Rahasia Dibalik Gelar dan Nama
Kuliah umum bersama Kanjeng Gusti Pangeran Haryo Puger
dengan tema “Integrasi nilai-nilai agama, Budaya, dan kebangsaan” ini bertempat
di komplek belakang (alun-alun kidul) dari keraton Surakarta. Kuliah umum
tersebut berlangsung pada tanggal 07 desember 2013 pada pukul 09.00 WIB. Uliah
umum tersebut dipandu langsung oleh salah satu mahasiswa Bahasa dan Sastra
Inggris fakultas Humaniora. Meski terdapat ketidak sesuaian antara waktu
pelaksaaannya dengan yang diagendkan, kami masih mendapat sambutan hangat dari
Kanjeng Gusti Pangeran Haryo Puger.
Diawal perkuliahan umum, Kanjeng Gusti Pangeran Haryo Puger
memperkenalkan diri serta memberikan penjelasan singkat mengenai nama serta
gelar yang Beliau sandang. Seperti para keturunan darah biru lainnya, Kanjeng
Gusti Pangeran Haryo Puger memiliki lebih dari satu nama. Nama kecil Beliau
adalah Gusti Raden Suryo Bandono. Beliau menjelaskan dengan detail
masing-masing kata dati namanya tersebut. ‘Gusti’, gusti disini memiliki arti Bagusi
ati, disini beliau menjelaskan bahwa untuk menjadi putra raja dia harus memiliki
kebaikan hati. ‘Raden’ raden disini memiliki arti sebagai tanda marga. Gelar
selanjutnya adalah ‘mas, beliau memberi penjelasan bahwa kata mas
disini berarti logam, dalam unsur periodik kimia, mas termasuk dalam logam
mulia. Sehingga kata mas bisa berarti mulia. Suryo, suryo
disini berarti matahari. Beliau menjelaskan nama suryo disini, diharapkan bisa
menjadi penerang, madhangi dalan. Diharapkan ia akan bisa menjadi
penerang bagi sesamanya. Kemudian nama Beliau yang terakhir adalah Bandono,
bandono atau bandana disini berarti pengikat. Dalam pemahaman jawa,
diaharapkan yang menyandang nama tersebut dapat menjadi pengikat. Maka tidak
ada kesenjangan sosial diantaranya. Serta diharapkan agar bisa mengayomi
sesamanya. Selain pemaknaan nama seperti yang telah Beliau jelaskan, Beliau pun
memaknainya bahwa untuk menjadi penerang maka dekatlah dengan yang memiliki
cahaya dari sang surya tersebut.
Nama Gusti Raden Mas Suryo Bandono pun berganti menjadi
Kanjeng Gusti Pangeran Haryo Puger setelah Beliau disunat.

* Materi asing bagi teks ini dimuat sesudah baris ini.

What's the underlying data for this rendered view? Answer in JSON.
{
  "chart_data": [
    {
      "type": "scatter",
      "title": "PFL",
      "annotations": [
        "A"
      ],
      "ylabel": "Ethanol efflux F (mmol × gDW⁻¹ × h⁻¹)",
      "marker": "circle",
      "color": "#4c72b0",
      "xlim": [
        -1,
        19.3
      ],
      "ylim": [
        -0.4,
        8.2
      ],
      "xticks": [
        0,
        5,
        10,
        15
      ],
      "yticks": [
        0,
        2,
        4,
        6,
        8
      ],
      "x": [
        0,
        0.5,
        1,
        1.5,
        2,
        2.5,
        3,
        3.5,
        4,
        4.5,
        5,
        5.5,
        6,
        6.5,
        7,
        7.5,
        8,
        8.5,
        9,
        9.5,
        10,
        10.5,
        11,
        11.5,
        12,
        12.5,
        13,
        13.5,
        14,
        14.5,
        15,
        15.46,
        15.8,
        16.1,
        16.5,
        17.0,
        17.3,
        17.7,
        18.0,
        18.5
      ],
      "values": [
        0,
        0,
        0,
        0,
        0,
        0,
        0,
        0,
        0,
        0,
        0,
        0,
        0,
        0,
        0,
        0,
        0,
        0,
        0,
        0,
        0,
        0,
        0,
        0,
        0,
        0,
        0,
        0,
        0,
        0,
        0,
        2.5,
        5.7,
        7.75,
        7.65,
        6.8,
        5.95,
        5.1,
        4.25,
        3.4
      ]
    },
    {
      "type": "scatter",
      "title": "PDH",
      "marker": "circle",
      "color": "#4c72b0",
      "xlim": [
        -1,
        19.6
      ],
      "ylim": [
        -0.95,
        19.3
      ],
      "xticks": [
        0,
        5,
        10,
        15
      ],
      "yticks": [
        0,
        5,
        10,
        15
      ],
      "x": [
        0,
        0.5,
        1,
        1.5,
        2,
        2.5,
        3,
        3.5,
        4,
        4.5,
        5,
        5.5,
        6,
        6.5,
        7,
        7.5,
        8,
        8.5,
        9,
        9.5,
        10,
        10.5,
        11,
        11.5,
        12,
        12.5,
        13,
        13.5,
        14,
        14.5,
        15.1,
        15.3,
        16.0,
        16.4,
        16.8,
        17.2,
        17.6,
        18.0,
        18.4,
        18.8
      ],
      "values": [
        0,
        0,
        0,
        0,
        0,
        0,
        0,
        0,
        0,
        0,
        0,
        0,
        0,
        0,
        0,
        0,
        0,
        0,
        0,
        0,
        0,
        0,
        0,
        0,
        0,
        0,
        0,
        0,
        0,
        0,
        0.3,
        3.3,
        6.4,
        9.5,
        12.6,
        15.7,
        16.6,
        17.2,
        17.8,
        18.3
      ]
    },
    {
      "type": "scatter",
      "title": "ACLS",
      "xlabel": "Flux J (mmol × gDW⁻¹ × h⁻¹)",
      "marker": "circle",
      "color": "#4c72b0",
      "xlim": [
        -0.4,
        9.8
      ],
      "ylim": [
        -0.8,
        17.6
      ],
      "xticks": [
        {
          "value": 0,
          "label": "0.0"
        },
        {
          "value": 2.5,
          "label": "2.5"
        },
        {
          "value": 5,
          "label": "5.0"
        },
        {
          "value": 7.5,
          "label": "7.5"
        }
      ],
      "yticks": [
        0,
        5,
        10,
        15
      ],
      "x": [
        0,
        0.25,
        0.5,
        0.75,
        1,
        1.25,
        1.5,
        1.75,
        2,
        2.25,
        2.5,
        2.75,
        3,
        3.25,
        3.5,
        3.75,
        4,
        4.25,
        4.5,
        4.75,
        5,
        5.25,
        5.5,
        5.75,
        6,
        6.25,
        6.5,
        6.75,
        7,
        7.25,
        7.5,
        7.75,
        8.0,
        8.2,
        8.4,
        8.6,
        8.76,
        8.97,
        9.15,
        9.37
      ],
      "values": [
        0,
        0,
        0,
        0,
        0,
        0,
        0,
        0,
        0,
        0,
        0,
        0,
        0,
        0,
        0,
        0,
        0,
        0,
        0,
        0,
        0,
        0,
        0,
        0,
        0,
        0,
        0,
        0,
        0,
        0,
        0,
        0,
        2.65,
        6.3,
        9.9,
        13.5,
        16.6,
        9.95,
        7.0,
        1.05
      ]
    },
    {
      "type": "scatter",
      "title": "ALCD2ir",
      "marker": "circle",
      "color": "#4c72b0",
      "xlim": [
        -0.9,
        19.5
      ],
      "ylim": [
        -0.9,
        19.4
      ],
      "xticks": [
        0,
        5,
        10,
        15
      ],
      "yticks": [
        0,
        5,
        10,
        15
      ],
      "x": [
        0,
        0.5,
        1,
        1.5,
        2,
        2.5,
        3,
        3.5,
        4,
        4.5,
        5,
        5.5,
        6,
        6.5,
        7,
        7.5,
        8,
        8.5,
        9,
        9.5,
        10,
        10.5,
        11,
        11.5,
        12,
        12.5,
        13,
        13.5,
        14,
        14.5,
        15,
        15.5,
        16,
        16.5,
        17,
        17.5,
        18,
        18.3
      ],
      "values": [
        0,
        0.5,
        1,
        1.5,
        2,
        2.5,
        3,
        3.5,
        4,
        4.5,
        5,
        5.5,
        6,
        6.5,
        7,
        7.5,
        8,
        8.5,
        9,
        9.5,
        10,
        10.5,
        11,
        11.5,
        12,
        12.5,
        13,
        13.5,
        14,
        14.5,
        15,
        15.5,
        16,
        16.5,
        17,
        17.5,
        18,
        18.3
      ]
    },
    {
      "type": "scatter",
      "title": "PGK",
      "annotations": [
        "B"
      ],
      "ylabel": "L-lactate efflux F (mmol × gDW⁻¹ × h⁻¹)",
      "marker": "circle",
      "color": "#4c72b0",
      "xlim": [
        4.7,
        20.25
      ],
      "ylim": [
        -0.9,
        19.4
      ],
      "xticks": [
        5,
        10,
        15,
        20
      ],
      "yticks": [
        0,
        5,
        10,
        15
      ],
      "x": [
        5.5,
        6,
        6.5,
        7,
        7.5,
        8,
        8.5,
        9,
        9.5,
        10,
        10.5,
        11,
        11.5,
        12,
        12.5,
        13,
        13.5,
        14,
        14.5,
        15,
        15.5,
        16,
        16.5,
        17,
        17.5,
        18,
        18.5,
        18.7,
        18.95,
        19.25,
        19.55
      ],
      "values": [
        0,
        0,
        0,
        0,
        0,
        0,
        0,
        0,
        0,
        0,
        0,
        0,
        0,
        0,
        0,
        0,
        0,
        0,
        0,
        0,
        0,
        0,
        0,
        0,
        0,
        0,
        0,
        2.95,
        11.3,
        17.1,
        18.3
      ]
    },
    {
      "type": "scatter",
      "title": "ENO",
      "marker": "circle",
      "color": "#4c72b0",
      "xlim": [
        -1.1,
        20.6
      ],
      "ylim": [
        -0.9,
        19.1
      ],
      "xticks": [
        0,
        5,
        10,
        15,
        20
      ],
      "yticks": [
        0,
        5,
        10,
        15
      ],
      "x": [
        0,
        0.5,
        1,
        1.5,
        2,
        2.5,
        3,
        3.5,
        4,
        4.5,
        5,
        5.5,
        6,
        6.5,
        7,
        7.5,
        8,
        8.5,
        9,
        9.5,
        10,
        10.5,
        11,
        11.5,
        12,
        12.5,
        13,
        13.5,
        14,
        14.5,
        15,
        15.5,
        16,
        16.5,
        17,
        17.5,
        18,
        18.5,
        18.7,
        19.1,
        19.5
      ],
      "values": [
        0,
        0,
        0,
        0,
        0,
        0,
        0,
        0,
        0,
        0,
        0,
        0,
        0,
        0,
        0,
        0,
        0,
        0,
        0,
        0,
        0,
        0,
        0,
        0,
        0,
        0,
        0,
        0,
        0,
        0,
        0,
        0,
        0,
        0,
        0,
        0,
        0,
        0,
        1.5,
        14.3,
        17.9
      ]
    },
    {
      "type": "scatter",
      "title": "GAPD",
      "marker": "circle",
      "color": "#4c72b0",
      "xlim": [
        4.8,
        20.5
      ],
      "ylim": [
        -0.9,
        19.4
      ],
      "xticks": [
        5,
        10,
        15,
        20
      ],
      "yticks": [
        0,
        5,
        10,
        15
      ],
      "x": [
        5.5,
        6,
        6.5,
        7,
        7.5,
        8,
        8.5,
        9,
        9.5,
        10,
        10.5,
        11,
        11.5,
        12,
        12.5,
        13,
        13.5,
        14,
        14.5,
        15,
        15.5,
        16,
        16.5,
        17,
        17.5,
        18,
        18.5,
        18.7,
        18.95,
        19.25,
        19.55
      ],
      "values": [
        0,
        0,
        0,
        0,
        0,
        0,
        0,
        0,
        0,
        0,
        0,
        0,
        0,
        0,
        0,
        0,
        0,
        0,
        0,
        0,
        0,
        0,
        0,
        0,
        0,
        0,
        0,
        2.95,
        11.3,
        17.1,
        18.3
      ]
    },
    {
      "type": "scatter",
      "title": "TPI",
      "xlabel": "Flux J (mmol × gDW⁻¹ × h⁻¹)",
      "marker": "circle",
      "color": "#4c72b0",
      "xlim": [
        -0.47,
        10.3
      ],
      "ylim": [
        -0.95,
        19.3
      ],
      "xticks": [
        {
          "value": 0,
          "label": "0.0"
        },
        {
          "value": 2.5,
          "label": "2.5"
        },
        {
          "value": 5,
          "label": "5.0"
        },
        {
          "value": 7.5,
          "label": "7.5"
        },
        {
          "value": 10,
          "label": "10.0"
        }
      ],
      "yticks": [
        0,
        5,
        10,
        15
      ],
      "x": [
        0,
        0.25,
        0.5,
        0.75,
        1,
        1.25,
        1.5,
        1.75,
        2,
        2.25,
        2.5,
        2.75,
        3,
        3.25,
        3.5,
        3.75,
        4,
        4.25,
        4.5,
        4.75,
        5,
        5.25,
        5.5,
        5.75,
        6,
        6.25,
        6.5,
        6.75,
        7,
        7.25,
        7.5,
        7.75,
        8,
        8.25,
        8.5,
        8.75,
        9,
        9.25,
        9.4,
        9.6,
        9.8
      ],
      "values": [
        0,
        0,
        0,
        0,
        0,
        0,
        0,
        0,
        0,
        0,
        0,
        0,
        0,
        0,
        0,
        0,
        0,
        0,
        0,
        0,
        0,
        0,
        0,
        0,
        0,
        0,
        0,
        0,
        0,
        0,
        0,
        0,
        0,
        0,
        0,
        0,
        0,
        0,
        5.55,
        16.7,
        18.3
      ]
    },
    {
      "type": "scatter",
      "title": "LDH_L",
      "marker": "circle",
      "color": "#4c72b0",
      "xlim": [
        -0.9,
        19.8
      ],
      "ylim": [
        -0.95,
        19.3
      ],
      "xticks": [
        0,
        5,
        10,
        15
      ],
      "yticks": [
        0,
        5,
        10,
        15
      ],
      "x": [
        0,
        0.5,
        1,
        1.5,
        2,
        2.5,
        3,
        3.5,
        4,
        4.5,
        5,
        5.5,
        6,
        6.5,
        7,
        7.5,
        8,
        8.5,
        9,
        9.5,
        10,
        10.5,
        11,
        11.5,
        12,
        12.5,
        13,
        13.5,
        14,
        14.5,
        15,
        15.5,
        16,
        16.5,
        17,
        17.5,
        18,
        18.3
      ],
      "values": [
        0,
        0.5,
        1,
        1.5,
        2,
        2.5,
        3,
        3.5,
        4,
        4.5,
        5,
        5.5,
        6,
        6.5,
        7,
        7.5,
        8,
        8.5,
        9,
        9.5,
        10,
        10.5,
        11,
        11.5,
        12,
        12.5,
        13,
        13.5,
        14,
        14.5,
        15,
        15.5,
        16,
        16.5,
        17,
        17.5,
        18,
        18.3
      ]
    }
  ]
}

Nama beliau pun
memiliki arti yang luas. ‘Kanjeng’ disini adalah gelar untuk orang yang
ditinggikan atau dilebihkan. ‘Gusti’ berarti bagusi ati. ‘Pangeran’ berarti
mneunggu. ‘Haryo’ menunjukkan marga dan ‘puger’ berarti aturan. Beliau
mengartikannya secara umum bahwa untuk menjadi keturunan darah biru, mereka
tidak boleh semena-mena dalam bertindak. Mereka jusrtu memiliki aturan-aturan
yang harus mereka patuhi.
Selain itu Beliau pun menjelaskan tentang arti kata
“bangsawan” dengan bijak. Menurut Beliau kata ‘Bangsawan’ memiliki arti orang
yang mau membantu serta peduli kepada sesamanya. Sehingga untuk menjadi
bangsawan tidak perlu lahir dari keturunan ningrat. Semua bisa menjadi
bangsawan jika mereka mau membantu sesamanya.
B.
Adat Jawa
Adat jawa merupakan suatu kebiasaan yang sifatnya
turun-temurun dari masyarakat terdahulu. Sebagian dari masyarakat Jawa masih
menjalankan tradisi atau adat yang berlaku serta dipelopori oleh masyarakat
jawa. Disisi lain, banyak masyarakat jawa yang berangsur-angsur meningggalkan
kebiasaan moyang mereka. Kebiasaan, adat serta ritual masyarakat Jawa ini
ternyata syarat akan makna dan filosofi. Misalkan saja suatu ritual yang jawa
yang menggunakan ‘ingkung’ sebagai simbol jika mereka akan melakukan
sesuatu kegiatan besar.
Gusti Haryo Puger menjelaskan bahwa ‘ingkung’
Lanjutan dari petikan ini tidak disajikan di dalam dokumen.